On the Complexity of the Grounded Semantics for Infinite Argumentation Frameworks
Uri Andrews, Luca San Mauro
TL;DR
This work analyzes the grounded extension in infinite Dung-style argumentation frameworks using computability and set theory. It introduces the grounding ordinal to measure the transfinite length of the iterative defense process and proves a sharp upper bound: for computable AFs, grounding ordinals are bounded by $ω_1^{CK}$, while the grounded acceptance problem is $Π^1_1$-complete. It constructs computable AFs realizing every computable ordinal and even $ω_1^{CK}$, and develops a tree-rank analysis linking entry into the grounded extension to ordinal stages. The paper also shows that KP-set theory suffices to define grounded extensions and investigates the Turing-degree landscape, showing that not all $Π^1_1$ degrees arise as grounded extensions, and raises questions about a complete degree characterization.
Abstract
Argumentation frameworks, consisting of arguments and an attack relation representing conflicts, are fundamental for formally studying reasoning under conflicting information.

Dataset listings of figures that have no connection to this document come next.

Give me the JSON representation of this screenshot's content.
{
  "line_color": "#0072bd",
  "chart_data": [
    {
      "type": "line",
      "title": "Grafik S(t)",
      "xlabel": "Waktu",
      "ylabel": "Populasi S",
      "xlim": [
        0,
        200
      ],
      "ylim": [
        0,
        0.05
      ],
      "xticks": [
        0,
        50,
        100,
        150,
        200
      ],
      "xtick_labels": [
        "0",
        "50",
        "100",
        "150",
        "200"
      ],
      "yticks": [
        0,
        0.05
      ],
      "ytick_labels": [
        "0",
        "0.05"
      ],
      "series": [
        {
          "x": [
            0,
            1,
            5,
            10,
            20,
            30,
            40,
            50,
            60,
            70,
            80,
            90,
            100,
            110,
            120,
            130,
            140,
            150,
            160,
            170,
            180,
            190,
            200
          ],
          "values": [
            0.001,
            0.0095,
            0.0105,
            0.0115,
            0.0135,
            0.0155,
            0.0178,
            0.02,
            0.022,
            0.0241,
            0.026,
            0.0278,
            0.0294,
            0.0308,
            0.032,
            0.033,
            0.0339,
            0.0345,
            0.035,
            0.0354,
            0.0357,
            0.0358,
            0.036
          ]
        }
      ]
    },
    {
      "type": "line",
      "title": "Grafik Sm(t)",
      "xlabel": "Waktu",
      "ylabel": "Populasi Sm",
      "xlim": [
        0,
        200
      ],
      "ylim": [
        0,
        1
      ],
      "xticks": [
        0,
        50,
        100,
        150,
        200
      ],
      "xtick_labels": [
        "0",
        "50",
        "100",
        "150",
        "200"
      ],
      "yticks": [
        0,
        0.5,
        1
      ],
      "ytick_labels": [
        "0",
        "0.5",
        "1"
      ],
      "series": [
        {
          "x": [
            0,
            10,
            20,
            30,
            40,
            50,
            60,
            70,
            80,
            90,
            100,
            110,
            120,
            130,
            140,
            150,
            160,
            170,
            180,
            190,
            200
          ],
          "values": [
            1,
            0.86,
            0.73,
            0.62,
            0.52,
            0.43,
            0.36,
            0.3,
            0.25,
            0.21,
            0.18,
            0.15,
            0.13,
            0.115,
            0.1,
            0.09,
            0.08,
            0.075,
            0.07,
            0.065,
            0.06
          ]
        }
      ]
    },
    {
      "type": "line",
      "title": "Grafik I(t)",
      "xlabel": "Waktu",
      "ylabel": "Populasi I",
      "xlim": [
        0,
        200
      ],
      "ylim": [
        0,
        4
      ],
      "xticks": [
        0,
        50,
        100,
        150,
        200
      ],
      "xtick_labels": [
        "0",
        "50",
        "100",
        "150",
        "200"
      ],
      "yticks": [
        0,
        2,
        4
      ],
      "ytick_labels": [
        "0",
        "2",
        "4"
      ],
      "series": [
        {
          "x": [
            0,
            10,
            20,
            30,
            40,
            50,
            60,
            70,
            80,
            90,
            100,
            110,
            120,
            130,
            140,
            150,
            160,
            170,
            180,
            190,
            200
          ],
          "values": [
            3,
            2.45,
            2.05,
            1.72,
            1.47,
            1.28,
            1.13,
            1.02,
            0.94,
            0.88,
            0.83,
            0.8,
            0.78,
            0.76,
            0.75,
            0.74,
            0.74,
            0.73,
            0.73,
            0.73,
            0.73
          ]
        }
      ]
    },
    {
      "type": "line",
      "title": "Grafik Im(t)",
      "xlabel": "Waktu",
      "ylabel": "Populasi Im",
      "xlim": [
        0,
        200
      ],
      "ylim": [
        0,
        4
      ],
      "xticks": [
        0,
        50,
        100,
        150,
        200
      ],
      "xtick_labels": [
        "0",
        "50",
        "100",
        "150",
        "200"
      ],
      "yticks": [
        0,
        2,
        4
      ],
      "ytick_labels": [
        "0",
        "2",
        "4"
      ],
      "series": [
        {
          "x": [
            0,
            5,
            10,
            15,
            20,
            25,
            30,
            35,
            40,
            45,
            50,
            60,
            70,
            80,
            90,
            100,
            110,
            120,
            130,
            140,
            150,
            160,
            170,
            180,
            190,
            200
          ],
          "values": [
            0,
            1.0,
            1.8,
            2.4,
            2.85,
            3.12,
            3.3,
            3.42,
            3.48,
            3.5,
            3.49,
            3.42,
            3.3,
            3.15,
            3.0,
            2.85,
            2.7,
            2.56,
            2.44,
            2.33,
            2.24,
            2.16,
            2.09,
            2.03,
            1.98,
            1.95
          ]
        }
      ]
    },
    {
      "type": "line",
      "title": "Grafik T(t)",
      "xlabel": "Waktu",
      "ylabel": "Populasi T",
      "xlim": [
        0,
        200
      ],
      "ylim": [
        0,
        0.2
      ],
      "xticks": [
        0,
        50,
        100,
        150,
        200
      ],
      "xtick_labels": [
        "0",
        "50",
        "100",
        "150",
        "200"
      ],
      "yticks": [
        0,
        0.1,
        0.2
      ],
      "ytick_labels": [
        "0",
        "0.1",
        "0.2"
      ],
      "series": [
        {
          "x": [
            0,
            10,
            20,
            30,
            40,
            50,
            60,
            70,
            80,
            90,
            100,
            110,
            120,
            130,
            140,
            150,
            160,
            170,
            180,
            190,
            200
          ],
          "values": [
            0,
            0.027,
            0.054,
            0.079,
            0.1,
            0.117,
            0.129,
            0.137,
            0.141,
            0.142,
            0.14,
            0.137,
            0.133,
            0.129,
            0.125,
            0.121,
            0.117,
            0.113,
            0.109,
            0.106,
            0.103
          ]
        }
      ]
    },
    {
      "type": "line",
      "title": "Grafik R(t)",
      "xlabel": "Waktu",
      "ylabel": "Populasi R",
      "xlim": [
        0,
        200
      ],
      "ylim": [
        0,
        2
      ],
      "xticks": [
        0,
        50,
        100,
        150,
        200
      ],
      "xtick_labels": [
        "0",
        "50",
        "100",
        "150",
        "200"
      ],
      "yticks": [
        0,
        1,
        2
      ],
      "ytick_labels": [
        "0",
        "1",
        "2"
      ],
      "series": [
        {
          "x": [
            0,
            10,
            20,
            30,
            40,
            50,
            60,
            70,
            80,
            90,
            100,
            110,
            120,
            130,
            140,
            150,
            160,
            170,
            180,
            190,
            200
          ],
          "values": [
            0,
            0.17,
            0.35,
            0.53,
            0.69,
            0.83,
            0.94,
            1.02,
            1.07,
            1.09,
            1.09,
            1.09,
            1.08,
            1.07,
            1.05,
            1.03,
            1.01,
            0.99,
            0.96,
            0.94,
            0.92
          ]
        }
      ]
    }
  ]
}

We use methods from mathematical logic, specifically computability and set theory, to analyze the grounded extension, a widely-used model of maximally skeptical reasoning, defined as the least fixed-point of a natural defense operator. Without additional constraints, finding this fixed-point requires transfinite iterations. We identify the exact ordinal number corresponding to the length of this iterative process and determine the complexity of deciding grounded acceptance, showing it to be maximally complex. This shows a marked distinction from the finite case where the grounded extension is polynomial-time computable, thus simpler than other reasoning problems explored in formal argumentation.